Philly got along OK with Carlos at first. They both watched a lot of baseball, and Carlos’s pranks broke the tension and cheered Philly up. But then Philly lost it in a big way.
He had been more depressed than usual all summer. His favorite team, the Red Sox, wasn’t doing too well, and he was becoming sullen and moody, his eyes cloudier and harder to read. One day, in the middle of October, Philly and I were gone to our afternoon programs. The grounds crew had been raking leaves for days, and huge bags of them lined the walkways. Somehow, Carlos and Benji snuck one of the bags up to the dorm.
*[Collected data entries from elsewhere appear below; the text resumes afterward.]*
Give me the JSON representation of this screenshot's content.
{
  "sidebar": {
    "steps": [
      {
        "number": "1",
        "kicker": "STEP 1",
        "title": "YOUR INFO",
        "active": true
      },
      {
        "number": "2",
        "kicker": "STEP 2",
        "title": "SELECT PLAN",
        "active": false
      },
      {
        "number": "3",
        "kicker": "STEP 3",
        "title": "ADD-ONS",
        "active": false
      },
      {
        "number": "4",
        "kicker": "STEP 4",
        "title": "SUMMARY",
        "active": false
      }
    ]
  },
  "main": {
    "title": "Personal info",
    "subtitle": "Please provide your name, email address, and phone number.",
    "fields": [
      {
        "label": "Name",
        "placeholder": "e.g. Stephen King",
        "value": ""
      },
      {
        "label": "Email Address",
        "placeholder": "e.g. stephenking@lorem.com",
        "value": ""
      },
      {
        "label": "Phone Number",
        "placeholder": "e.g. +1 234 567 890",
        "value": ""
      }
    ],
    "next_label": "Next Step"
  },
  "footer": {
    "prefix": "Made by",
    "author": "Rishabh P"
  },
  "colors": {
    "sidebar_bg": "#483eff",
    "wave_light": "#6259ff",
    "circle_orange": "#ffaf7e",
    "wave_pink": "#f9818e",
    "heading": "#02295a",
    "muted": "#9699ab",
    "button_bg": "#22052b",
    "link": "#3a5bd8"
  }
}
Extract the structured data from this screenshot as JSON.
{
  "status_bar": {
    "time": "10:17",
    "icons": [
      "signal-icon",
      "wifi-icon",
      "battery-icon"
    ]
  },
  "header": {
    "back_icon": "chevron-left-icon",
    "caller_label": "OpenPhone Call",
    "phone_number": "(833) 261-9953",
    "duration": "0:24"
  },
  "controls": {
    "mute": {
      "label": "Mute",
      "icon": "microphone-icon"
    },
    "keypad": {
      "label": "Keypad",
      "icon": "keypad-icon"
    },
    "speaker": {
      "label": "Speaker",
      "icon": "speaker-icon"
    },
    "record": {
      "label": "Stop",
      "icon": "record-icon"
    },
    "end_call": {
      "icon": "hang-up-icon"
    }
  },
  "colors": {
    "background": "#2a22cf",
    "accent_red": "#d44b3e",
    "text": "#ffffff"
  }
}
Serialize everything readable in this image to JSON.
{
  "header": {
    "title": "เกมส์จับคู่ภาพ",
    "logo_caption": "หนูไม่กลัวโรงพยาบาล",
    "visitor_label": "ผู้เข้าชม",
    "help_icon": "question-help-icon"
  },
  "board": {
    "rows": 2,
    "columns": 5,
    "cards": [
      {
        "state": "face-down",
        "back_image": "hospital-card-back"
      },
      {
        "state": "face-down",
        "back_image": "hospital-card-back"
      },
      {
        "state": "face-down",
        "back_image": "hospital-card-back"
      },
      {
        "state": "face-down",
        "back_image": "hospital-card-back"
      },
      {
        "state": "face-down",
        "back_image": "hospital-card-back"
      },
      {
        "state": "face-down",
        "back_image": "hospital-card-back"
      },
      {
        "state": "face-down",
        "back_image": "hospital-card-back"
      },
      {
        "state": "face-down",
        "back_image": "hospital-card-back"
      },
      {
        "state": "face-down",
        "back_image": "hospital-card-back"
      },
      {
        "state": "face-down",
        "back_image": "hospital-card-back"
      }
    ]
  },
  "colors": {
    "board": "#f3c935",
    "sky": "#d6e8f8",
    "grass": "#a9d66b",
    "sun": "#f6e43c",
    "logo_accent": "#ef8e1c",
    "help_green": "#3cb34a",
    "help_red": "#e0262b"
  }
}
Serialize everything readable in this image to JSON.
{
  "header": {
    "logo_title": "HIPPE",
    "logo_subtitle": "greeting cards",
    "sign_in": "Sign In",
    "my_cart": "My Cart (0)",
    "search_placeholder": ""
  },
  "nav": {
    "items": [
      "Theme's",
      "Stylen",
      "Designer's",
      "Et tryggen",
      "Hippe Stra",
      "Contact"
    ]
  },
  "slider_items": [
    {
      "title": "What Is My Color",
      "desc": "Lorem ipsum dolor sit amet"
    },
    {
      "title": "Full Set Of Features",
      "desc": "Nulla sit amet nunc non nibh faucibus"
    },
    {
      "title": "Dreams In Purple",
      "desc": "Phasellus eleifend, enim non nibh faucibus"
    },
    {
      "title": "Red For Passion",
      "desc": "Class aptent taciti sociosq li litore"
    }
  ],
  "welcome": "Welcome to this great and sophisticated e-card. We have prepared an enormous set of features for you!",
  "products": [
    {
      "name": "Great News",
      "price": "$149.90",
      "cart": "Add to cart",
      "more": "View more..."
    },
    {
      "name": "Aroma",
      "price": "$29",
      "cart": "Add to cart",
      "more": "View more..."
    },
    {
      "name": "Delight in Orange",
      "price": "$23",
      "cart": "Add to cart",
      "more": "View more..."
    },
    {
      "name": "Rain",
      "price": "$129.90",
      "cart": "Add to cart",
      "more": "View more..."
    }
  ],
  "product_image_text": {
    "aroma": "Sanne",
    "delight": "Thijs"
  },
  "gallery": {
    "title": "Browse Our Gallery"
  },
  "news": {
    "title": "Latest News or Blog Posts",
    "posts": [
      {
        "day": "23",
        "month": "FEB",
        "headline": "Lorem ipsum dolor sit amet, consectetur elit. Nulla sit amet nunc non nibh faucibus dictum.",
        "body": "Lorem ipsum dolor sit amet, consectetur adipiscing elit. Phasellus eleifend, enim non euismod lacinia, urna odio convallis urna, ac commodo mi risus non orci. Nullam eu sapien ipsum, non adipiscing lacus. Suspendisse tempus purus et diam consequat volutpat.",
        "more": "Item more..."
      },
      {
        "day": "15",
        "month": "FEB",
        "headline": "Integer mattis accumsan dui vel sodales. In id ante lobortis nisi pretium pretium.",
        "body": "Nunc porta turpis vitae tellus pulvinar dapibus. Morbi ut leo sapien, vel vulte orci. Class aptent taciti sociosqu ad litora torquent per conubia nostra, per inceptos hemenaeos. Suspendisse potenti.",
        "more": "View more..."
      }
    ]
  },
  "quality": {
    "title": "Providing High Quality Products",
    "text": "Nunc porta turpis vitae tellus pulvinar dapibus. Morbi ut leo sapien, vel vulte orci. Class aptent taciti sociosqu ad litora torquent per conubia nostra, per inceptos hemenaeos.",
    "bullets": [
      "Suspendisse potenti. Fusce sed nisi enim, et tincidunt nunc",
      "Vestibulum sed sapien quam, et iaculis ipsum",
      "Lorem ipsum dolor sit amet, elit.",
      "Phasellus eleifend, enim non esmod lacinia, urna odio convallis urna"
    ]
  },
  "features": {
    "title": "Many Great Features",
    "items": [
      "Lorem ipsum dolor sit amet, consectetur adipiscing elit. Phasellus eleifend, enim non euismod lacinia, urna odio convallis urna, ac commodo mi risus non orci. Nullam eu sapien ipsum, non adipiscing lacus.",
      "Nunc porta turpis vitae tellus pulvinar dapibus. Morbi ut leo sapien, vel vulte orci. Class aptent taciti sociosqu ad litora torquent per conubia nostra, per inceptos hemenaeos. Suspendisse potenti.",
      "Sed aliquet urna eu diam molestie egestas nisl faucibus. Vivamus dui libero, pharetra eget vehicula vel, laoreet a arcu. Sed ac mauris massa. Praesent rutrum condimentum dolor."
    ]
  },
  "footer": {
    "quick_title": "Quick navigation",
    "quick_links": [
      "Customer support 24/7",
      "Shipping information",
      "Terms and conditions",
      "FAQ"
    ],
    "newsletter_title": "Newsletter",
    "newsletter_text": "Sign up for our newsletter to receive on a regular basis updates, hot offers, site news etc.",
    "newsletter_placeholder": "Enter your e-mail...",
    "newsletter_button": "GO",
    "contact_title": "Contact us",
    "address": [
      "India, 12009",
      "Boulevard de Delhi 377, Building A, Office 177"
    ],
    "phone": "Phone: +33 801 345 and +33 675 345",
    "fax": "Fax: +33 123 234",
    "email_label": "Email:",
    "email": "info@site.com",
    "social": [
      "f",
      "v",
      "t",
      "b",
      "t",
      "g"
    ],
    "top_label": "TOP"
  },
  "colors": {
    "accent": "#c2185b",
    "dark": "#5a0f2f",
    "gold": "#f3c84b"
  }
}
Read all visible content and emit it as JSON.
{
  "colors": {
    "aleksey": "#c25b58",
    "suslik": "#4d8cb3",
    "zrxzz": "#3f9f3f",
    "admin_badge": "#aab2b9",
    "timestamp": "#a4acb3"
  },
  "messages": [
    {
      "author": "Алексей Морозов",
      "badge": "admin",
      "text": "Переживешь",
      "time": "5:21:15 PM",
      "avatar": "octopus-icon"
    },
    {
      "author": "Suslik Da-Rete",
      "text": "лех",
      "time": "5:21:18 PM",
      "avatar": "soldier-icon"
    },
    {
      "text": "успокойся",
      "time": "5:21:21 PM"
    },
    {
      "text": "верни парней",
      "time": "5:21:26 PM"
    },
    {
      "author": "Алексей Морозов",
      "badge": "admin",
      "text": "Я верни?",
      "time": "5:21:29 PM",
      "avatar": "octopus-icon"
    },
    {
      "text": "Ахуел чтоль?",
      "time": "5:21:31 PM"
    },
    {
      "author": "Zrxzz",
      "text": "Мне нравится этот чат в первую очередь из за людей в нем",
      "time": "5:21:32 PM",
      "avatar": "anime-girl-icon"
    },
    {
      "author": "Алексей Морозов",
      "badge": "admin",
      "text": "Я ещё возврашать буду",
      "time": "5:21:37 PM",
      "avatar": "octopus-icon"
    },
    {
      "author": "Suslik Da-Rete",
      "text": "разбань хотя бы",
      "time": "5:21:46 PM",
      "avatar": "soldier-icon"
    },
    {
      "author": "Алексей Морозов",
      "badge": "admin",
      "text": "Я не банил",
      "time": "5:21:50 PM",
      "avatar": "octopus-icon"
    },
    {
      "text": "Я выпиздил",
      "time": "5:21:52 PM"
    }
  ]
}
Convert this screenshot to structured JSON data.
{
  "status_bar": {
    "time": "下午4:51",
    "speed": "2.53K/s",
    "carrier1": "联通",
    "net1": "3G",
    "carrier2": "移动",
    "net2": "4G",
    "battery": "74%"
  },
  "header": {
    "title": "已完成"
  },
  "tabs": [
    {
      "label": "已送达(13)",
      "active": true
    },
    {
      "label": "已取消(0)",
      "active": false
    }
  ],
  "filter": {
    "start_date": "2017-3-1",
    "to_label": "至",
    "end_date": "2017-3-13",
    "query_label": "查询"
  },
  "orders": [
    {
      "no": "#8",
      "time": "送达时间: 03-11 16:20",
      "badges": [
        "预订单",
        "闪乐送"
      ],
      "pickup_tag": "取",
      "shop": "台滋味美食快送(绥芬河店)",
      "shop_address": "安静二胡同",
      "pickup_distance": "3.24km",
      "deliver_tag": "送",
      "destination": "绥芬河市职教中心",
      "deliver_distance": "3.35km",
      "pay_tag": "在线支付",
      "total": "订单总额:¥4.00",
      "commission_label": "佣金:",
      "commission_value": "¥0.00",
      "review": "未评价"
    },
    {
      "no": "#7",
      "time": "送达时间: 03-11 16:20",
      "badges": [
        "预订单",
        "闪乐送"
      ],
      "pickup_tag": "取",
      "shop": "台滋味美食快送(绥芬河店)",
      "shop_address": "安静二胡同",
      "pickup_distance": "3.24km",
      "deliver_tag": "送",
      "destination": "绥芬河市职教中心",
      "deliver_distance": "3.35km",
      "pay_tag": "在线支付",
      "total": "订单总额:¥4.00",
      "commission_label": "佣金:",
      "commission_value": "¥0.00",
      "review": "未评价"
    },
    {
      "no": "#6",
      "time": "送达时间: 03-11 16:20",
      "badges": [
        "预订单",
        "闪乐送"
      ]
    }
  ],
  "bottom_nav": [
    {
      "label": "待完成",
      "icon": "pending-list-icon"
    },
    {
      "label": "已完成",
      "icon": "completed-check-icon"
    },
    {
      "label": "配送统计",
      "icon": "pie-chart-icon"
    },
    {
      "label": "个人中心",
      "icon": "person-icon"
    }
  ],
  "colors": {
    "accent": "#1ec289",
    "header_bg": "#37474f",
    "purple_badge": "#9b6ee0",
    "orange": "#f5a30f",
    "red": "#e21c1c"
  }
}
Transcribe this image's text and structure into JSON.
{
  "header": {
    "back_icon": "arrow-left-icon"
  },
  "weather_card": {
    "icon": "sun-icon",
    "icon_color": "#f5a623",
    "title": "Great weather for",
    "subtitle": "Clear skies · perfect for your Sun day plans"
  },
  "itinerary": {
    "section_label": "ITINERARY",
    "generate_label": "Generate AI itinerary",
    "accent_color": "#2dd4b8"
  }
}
I figure Carlos probably spread the leaves while Benj i stood lookout. Philly’s room got more leaves than mine, but both looked like department-store window displays, with red and gold leaves covering lockers and beds and floors. When I think back on it, it was kind of beautiful. Philly found it before I did. Those leaves in his room must have really pushed his buttons. “Tree-jumper,” they said to him.
Carlos made a big mistake coming back while Philly was cleaning up. Who knows, maybe Carlos was planning to help him, to smooth it over a little — they were pretty friendly. Philly slashed Carlos with a razor blade on a toothbrush, cutting him across the face and neck. I didn’t actually see it happen. I was on my way up the stairs to the dorm when I was bowled over by a squad of corrections officers, who instructed me to go to the kitchen. I peeked down the hall and watched Philly being led away in handcuffs, blood on his pants and shoes. Carlos was carried out on a stretcher.
I was left to clean up. I swept Philly’s bloody boot prints, and the leaves mixed with blood where Carlos had gone down. The broom became like a giant paintbrush, streaking blood across the floor. I took it down the hall to the shower to rinse it. Benji was there in the bathroom and started to laugh a little when he saw me with the broom. “Go fuck yourself,” I told him.
Ten days later I was back in the prison psychiatrist’s office, talking about what had happened. He asked me how I felt about it. “Practical jokes can get out of hand,” I said sensibly. I wanted to be the picture of mental health. I wanted out, bad.
“You know, it would be only natural for you to feel it was frightening, or upsetting. You’ve lost someone you knew and hung out with a little.” He was watching my face closely. A poster on his wall showed a kitten hanging from a thin branch, with the caption “Hang On!”
“Where’d Philly go?” I asked, not expecting an answer. Prison personnel don’t usually tell you where guys have gone.
“Across the street,” he said, trying to make it sound less ominous than it was; instead, he made it sound like a pitifully short distance from here to the psychiatric hospital for the criminally insane. I imagined Philly’s eyes glassed over with Thorazine and hate, curtains closed for good.
I think about Philly every time the leaves start to fall, or whenever I read about incest, a kid wetting his bed and growing up to hurt other kids. I eat by myself now, and only see the shrink every six weeks. He says I’ll be OK.